British radio broadcaster and author Charlie Gillett (born February 20, 1942, Morecambe, Lancashire, England—died March 17, 2010, London, England) championed world music after having earlier helped to popularize in Britain classic American rock and roll in a career as an influential host of radio programs. Gillett also wrote a well-respected serious history of rock and roll, The Sound of the City: The Rise of Rock and Roll (1970). He originated and hosted (1972–78) the BBC Radio London show Honky-Tonk, which in its early years focused on American music and later was credited with launching the careers of British musicians Elvis Costello and Graham Parker and the band Dire Straits. In the mid-1970s Gillett partnered with Gordon Nelki to create the record label and publishing company Oval Music; its successes included “Lucky Number” by Lene Lovich (1979), “19” by Paul Hardcastle (1985), and “Would You…?” by Touch and Go (1998). In 1980 Gillett became a disc jockey for the commercial station Capital Radio in London, where in 1983 he launched the world music showcase A Foreign Affair. In 2000 he released World 2000, the first in a series of 10 double-CD compilations of world music, the last of which, Otro Mundo, came out in 2009.

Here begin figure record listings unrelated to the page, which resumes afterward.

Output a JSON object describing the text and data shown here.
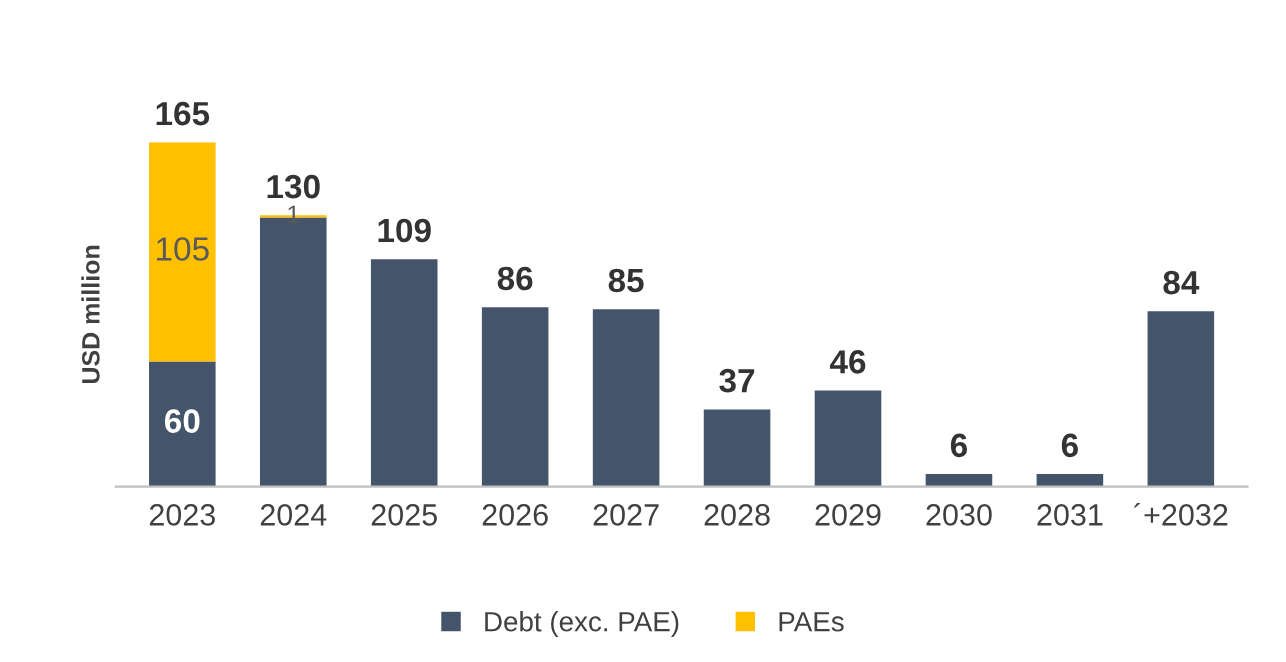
{
  "chart_data": {
    "type": "bar",
    "stacked": true,
    "ylabel": "USD million",
    "categories": [
      "2023",
      "2024",
      "2025",
      "2026",
      "2027",
      "2028",
      "2029",
      "2030",
      "2031",
      "´+2032"
    ],
    "series": [
      {
        "name": "Debt (exc. PAE)",
        "color": "#44546a",
        "values": [
          60,
          129,
          109,
          86,
          85,
          37,
          46,
          6,
          6,
          84
        ],
        "value_labels": [
          "60",
          null,
          null,
          null,
          null,
          null,
          null,
          null,
          null,
          null
        ]
      },
      {
        "name": "PAEs",
        "color": "#ffc000",
        "values": [
          105,
          1,
          null,
          null,
          null,
          null,
          null,
          null,
          null,
          null
        ],
        "value_labels": [
          "105",
          "1",
          null,
          null,
          null,
          null,
          null,
          null,
          null,
          null
        ]
      }
    ],
    "totals": [
      "165",
      "130",
      "109",
      "86",
      "85",
      "37",
      "46",
      "6",
      "6",
      "84"
    ],
    "legend": "bottom",
    "grid": false
  }
}
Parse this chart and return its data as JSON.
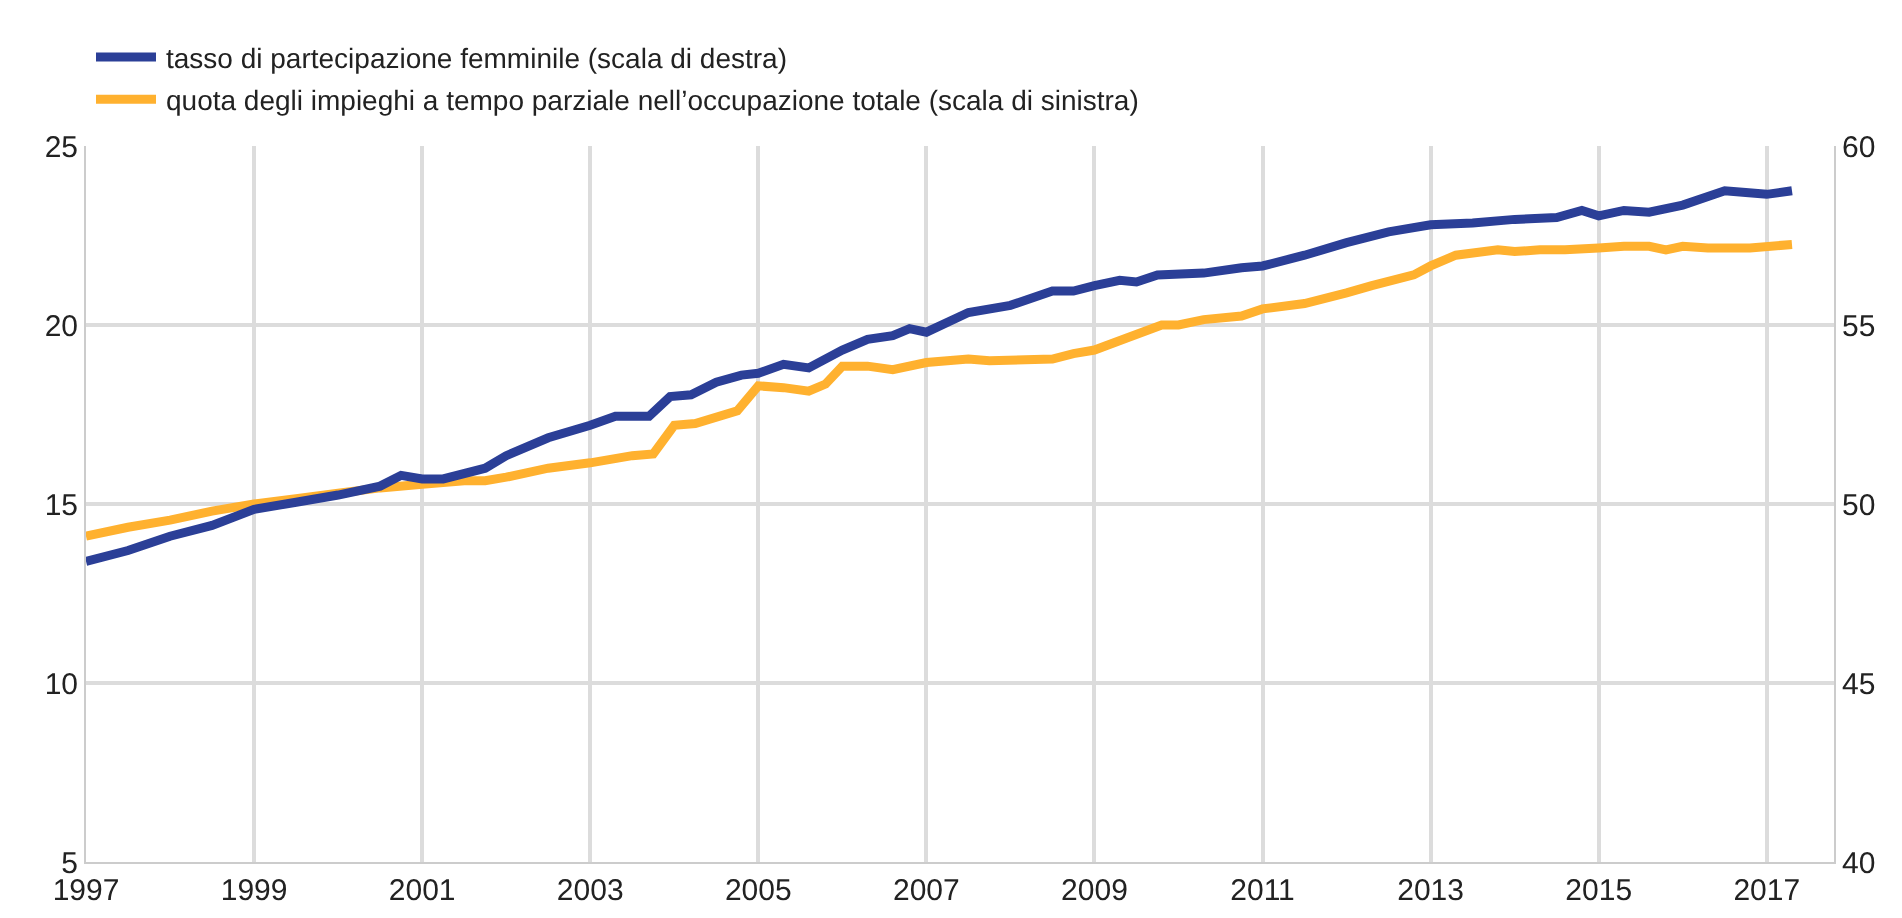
{
  "chart_data": {
    "type": "line",
    "legend": "top left",
    "grid": true,
    "line_style": "solid",
    "marker": "none",
    "xlim": [
      1997,
      2017.8
    ],
    "xticks": [
      1997,
      1999,
      2001,
      2003,
      2005,
      2007,
      2009,
      2011,
      2013,
      2015,
      2017
    ],
    "ylim": [
      5,
      25
    ],
    "yticks": [
      5,
      10,
      15,
      20,
      25
    ],
    "y2lim": [
      40,
      60
    ],
    "y2ticks": [
      40,
      45,
      50,
      55,
      60
    ],
    "series": [
      {
        "name": "tasso di partecipazione femminile (scala di destra)",
        "color": "#2b3f97",
        "axis": "y2",
        "x": [
          1997.0,
          1997.5,
          1998.0,
          1998.5,
          1999.0,
          1999.5,
          2000.0,
          2000.5,
          2000.75,
          2001.0,
          2001.25,
          2001.75,
          2002.0,
          2002.5,
          2003.0,
          2003.3,
          2003.7,
          2003.95,
          2004.2,
          2004.5,
          2004.8,
          2005.0,
          2005.3,
          2005.6,
          2006.0,
          2006.3,
          2006.6,
          2006.8,
          2007.0,
          2007.5,
          2008.0,
          2008.5,
          2008.75,
          2009.0,
          2009.3,
          2009.5,
          2009.75,
          2010.3,
          2010.75,
          2011.0,
          2011.5,
          2012.0,
          2012.5,
          2013.0,
          2013.5,
          2014.0,
          2014.5,
          2014.8,
          2015.0,
          2015.3,
          2015.6,
          2016.0,
          2016.5,
          2016.75,
          2017.0,
          2017.3
        ],
        "values": [
          48.4,
          48.7,
          49.1,
          49.4,
          49.85,
          50.05,
          50.25,
          50.5,
          50.8,
          50.7,
          50.7,
          51.0,
          51.35,
          51.85,
          52.2,
          52.45,
          52.45,
          53.0,
          53.05,
          53.4,
          53.6,
          53.65,
          53.9,
          53.8,
          54.3,
          54.6,
          54.7,
          54.9,
          54.8,
          55.35,
          55.55,
          55.95,
          55.95,
          56.1,
          56.25,
          56.2,
          56.4,
          56.45,
          56.6,
          56.65,
          56.95,
          57.3,
          57.6,
          57.8,
          57.85,
          57.95,
          58.0,
          58.2,
          58.05,
          58.2,
          58.15,
          58.35,
          58.75,
          58.7,
          58.65,
          58.75
        ]
      },
      {
        "name": "quota degli impieghi a tempo parziale nell’occupazione totale (scala di sinistra)",
        "color": "#ffb12f",
        "x": [
          1997.0,
          1997.5,
          1998.0,
          1998.5,
          1999.0,
          1999.5,
          2000.0,
          2000.5,
          2001.0,
          2001.5,
          2001.75,
          2002.0,
          2002.5,
          2003.0,
          2003.5,
          2003.75,
          2004.0,
          2004.25,
          2004.75,
          2005.0,
          2005.3,
          2005.6,
          2005.8,
          2006.0,
          2006.3,
          2006.6,
          2007.0,
          2007.5,
          2007.75,
          2008.5,
          2008.75,
          2009.0,
          2009.4,
          2009.8,
          2010.0,
          2010.3,
          2010.75,
          2011.0,
          2011.5,
          2012.0,
          2012.3,
          2012.8,
          2013.0,
          2013.3,
          2013.8,
          2014.0,
          2014.3,
          2014.6,
          2015.0,
          2015.3,
          2015.6,
          2015.8,
          2016.0,
          2016.3,
          2016.8,
          2017.3
        ],
        "values": [
          14.1,
          14.35,
          14.55,
          14.8,
          15.0,
          15.15,
          15.3,
          15.45,
          15.55,
          15.65,
          15.65,
          15.75,
          16.0,
          16.15,
          16.35,
          16.4,
          17.2,
          17.25,
          17.6,
          18.3,
          18.25,
          18.15,
          18.35,
          18.85,
          18.85,
          18.75,
          18.95,
          19.05,
          19.0,
          19.05,
          19.2,
          19.3,
          19.65,
          20.0,
          20.0,
          20.15,
          20.25,
          20.45,
          20.6,
          20.9,
          21.1,
          21.4,
          21.65,
          21.95,
          22.1,
          22.05,
          22.1,
          22.1,
          22.15,
          22.2,
          22.2,
          22.1,
          22.2,
          22.15,
          22.15,
          22.25
        ]
      }
    ]
  }
}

“I’m just plain fantastic—the best damn rock-and-roll DJ of our time or any other time!” wrote Larry Lujack (born Larry Blankenburg, June 6, 1940, Quasqueton, Iowa, U.S.), a Chicago radio kingpin in the 1960s and ’70s, in his autobiography, Super Jock (1975). Lujack had the ratings to back up his braggadocio. Sweeping in from Seattle (with a brief, unhappy stop in Boston) in 1967, he bounced between Chicago’s dueling rock stations, WLS and WCFL, which made him the object of high-priced bidding wars until his retirement 20 years later. Lujack was the anti-deejay, offering sarcasm and insults instead of happy talk. But he also prided himself on preparation, so that his comments would be topical, and he matched the rock and roll he played with a brash, high energy.